Last edited by MrBragg; 01-15-2023 at 07:04 PM.
This is super interesting! Happy to see others working on balancing out EPS with intuition knowing that EPS does have its quirks. I've been procrastinating on making a post on my Rheia thread, but one thing I've found is that the Azelor method (and I assume AzureWings' script, although I haven't used it) tends to systematically underestimate mediterranean climates and to a lesser extent dry summer climates, while EPS tends to overdo them; somewhere in the middle of those is probably the "true" distribution. Of course, none of this is "true" anyway so we have a little bit of latitude (no pun intended) to interpret things as we like within reason :-)

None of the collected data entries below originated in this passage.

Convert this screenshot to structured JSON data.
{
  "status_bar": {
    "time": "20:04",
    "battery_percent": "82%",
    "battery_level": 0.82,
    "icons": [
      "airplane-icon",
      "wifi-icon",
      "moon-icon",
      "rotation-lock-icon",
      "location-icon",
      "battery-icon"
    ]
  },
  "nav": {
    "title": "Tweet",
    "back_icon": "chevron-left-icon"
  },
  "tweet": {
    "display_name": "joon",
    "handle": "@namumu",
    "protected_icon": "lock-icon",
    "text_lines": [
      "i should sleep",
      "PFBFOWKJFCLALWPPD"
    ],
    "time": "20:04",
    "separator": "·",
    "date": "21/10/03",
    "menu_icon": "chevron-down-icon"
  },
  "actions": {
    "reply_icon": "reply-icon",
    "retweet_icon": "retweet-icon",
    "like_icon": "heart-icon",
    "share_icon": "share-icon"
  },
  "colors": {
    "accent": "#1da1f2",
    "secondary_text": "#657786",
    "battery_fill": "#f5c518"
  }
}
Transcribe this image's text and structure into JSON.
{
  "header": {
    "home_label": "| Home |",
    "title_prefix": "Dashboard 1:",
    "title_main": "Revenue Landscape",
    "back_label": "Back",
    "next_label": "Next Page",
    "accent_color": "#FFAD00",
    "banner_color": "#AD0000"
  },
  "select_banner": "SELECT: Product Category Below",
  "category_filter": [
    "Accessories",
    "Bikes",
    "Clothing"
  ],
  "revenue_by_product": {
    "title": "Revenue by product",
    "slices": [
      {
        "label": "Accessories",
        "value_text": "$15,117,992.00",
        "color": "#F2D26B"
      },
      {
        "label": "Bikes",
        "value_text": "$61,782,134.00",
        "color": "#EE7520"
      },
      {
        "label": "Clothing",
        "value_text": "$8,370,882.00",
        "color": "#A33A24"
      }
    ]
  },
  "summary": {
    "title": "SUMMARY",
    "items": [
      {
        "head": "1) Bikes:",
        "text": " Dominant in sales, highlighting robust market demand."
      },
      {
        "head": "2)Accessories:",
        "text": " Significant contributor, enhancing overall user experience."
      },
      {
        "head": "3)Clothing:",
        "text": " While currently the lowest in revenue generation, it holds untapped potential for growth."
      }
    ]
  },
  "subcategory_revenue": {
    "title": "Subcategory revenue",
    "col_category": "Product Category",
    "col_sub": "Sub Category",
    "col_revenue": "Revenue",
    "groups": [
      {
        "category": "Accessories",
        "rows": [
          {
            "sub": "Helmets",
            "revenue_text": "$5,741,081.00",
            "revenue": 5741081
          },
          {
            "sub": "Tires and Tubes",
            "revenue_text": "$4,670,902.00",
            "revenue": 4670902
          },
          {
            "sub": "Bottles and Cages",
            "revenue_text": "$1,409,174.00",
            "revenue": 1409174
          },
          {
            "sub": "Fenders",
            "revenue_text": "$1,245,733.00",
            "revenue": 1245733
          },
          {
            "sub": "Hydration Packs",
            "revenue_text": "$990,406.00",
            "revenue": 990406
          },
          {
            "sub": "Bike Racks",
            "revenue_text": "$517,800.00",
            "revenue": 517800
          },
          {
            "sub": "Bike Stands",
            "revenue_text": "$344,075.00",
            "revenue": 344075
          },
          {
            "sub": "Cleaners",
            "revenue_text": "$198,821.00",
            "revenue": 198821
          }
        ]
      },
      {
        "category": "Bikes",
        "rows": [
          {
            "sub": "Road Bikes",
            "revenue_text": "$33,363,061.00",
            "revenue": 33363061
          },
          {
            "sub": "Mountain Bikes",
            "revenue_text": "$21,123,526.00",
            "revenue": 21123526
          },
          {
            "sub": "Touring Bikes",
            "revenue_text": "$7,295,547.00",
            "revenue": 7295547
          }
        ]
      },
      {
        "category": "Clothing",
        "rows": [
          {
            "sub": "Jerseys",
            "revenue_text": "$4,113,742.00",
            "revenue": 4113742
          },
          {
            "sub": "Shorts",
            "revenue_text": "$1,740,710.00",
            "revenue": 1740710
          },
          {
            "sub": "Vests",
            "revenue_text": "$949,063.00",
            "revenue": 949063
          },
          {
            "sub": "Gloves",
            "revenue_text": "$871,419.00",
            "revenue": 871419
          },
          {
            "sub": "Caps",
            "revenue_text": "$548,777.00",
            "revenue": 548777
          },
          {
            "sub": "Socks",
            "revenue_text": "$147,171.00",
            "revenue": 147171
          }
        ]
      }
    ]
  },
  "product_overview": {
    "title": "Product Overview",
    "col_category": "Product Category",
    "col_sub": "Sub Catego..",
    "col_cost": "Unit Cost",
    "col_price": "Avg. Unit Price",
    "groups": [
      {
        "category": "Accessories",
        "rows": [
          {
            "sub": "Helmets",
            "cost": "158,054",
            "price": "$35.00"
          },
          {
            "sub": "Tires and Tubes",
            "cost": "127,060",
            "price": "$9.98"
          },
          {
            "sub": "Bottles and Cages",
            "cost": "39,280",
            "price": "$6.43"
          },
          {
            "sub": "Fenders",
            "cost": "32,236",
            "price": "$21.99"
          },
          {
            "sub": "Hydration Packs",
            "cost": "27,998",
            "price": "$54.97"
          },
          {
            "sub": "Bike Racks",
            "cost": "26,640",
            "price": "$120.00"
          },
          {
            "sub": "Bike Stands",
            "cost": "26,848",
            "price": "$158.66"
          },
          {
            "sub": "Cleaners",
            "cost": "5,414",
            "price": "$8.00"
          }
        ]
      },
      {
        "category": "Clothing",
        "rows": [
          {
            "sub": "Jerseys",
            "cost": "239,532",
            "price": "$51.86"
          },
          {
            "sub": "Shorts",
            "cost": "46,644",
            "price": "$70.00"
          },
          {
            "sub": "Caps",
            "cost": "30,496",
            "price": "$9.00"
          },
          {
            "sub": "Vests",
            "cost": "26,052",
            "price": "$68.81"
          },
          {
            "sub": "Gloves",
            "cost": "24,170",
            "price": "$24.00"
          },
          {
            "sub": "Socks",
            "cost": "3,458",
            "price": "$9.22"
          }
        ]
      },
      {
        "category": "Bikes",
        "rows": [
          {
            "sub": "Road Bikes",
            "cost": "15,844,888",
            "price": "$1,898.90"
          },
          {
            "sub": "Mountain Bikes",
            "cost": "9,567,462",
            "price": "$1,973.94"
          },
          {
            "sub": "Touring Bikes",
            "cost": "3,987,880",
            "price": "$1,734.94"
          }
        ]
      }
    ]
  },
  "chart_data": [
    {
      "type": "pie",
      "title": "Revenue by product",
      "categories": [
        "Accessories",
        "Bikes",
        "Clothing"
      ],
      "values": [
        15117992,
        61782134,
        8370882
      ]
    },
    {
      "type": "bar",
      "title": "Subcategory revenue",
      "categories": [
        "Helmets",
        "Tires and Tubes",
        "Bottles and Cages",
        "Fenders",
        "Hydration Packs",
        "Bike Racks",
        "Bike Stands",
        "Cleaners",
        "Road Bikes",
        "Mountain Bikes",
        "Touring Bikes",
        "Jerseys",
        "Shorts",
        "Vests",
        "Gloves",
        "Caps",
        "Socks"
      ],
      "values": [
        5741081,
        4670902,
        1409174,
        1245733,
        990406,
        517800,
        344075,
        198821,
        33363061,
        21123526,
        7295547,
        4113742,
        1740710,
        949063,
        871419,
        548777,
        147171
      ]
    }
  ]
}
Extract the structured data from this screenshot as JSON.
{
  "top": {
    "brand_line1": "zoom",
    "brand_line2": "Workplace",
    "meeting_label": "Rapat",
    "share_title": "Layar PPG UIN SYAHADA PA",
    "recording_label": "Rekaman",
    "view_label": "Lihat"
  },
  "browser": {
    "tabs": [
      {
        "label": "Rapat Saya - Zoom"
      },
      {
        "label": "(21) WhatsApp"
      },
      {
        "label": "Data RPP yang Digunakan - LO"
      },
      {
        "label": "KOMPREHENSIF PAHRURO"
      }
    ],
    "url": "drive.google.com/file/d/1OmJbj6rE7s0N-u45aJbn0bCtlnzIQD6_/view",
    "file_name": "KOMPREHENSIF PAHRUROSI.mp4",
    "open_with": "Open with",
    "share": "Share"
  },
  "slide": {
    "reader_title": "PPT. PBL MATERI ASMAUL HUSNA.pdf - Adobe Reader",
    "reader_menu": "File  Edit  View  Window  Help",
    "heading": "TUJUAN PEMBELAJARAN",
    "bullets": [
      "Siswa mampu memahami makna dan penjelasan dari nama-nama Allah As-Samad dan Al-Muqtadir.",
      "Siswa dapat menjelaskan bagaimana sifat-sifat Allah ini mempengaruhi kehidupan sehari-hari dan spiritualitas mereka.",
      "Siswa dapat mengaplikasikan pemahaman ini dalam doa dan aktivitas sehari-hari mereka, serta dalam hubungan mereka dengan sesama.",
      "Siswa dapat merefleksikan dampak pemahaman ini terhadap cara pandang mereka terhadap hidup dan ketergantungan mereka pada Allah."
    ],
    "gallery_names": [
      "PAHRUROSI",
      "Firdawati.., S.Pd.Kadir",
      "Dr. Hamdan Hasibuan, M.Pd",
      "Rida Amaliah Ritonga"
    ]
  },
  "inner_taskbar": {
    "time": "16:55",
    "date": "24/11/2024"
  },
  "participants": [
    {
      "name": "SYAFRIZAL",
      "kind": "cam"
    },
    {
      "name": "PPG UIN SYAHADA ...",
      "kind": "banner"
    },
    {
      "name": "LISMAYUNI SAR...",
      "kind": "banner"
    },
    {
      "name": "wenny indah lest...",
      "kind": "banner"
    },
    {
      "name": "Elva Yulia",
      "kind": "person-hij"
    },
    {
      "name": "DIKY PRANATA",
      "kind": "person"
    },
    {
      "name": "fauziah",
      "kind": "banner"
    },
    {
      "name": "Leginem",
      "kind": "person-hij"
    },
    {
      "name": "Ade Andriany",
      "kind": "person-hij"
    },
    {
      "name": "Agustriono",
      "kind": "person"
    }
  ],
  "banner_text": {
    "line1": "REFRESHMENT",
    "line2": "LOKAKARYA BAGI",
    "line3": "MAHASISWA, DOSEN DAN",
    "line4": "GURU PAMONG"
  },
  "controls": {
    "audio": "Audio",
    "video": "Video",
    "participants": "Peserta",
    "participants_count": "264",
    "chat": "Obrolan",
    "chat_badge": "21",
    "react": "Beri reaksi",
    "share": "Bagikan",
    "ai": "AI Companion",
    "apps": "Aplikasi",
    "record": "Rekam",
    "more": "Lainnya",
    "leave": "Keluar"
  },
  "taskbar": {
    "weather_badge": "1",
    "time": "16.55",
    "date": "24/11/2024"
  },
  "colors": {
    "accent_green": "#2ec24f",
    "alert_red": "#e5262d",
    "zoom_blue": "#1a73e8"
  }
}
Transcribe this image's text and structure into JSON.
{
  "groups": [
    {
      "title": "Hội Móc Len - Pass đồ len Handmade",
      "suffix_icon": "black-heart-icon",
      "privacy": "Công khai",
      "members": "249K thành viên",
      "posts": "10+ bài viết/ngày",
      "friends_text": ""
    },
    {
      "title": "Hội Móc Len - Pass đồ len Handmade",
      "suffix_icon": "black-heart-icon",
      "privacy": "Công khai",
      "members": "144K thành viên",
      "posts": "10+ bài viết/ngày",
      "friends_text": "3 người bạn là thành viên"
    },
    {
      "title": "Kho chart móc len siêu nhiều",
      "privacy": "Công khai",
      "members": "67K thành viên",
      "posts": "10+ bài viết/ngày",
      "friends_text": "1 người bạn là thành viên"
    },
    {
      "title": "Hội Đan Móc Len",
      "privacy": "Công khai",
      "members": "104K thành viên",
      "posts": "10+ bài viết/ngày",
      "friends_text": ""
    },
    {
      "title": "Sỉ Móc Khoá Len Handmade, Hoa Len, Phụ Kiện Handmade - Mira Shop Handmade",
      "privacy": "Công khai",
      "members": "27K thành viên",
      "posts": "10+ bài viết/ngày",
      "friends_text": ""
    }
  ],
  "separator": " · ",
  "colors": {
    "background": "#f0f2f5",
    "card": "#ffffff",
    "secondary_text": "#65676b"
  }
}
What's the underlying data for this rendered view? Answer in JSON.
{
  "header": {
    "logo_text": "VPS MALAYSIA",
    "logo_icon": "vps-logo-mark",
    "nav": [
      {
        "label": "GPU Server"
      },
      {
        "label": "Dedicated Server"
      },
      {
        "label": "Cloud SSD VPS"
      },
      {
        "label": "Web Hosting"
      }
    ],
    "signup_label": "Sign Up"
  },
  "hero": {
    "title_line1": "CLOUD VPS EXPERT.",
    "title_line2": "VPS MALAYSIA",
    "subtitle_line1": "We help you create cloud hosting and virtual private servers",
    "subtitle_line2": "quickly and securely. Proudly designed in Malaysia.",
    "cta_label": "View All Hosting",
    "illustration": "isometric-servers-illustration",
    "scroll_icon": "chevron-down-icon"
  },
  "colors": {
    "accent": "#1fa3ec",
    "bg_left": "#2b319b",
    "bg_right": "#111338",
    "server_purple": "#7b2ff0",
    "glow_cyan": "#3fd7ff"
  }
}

The formal definitions for koppen zones sometimes involves data from all months rather than just jan/july, so that might contribute. The hot deserts thing may also be a definitions issue; some sources define the hot/cold boundary as an average temperature of 18 C, some as a coldest-month temperature of 0 C. The latter tends to result in more hot desert and is what my script defaults to, but that can be altered during configuration.Interestingly, the AzureWings result doesn't have the same extensive regions of mid-latitude Med climates and (too) high latitude hot deserts as the results reading directly from the EPS data; not entirely sure how the Pasta scripts use the EPS data but it's interesting to see that not reproduced here.
In principle it should be possible to make a greyscale image file showing which areas you wanted hotter or colder and then alter the script to read that and adjust all the temperatures before determining climate zones (and the same for precipitation). With the current version of the koppenpasta script on the github, go to line 1058 (above print('Interpreting Data...')) and insert:
adj_path = image.png #greyscale adjustment image, placed in the same directory as the script and preferably with smoothed colors
min_adj = -20 #minimum adjustment of temperature in degrees C, i.e. scale of greatest cooling
max_adj = 20 #maximum adjustment of temeprature in degrees C, i.e. scale of greatest heating
zero_p = 128 #greyscale value (0-255) of image that corresponds to no adjustment
zero_p *= 255
adj, = Image.open(adj_path)
adjm = adjm.convert('I;16')
adjext = adjm.getextrema()
adjm = adjm.resize((lonl,latl))
adj = np.asarray(adjm)
adj = adj - zero_p
adj = np.where(adj > 0, adj * max_adj / (adjext[1] - zero_p), adj * min_adj / (adjext[0] - zero_p)
adj = adj[np.newaxis,:,:]
tas = tas + adj
ts = ts + adj
And make sure it's all indented to the same level as the print... line. For precipitation it could be basically the same but remove the last two lines and add pr = pr + adj (and it should work fine to have one after the other.)
Are you sure you're pointing it to the averaged file and not the one with data further averaged to annual averages? (or to a folder containing multiple .nc files)only a single year as the script doesn't like my averaged nc files
Oooh, this looks really useful. Thanks a bunch! I'm very much not a coder, but I'm familiar enough with to Python to implement this for precipitation, as well, though I imagine that wouldn't have seasonal variation. I'll mess around and see what happens
I've been attempting to use the averaged .nc file with all 12 months and the output I get looks like it partially works for some continents but then fails for others and just outputs climates with straight line divisions. This happens for different resolutions, outputs, etc, so it's not only a one-off. It could totally be user error on my end, so if it's helpful I can show you what I'm getting.
Hmm do those .nc files look normal in panoply?
As far as I can tell they look and behave totally as expected.
Hmm, I actually saw someone else get a similar issue recently but I just haven't been able to replicate it. I may do some tests soon, the script could use a bit of optimization in a couple places anyway.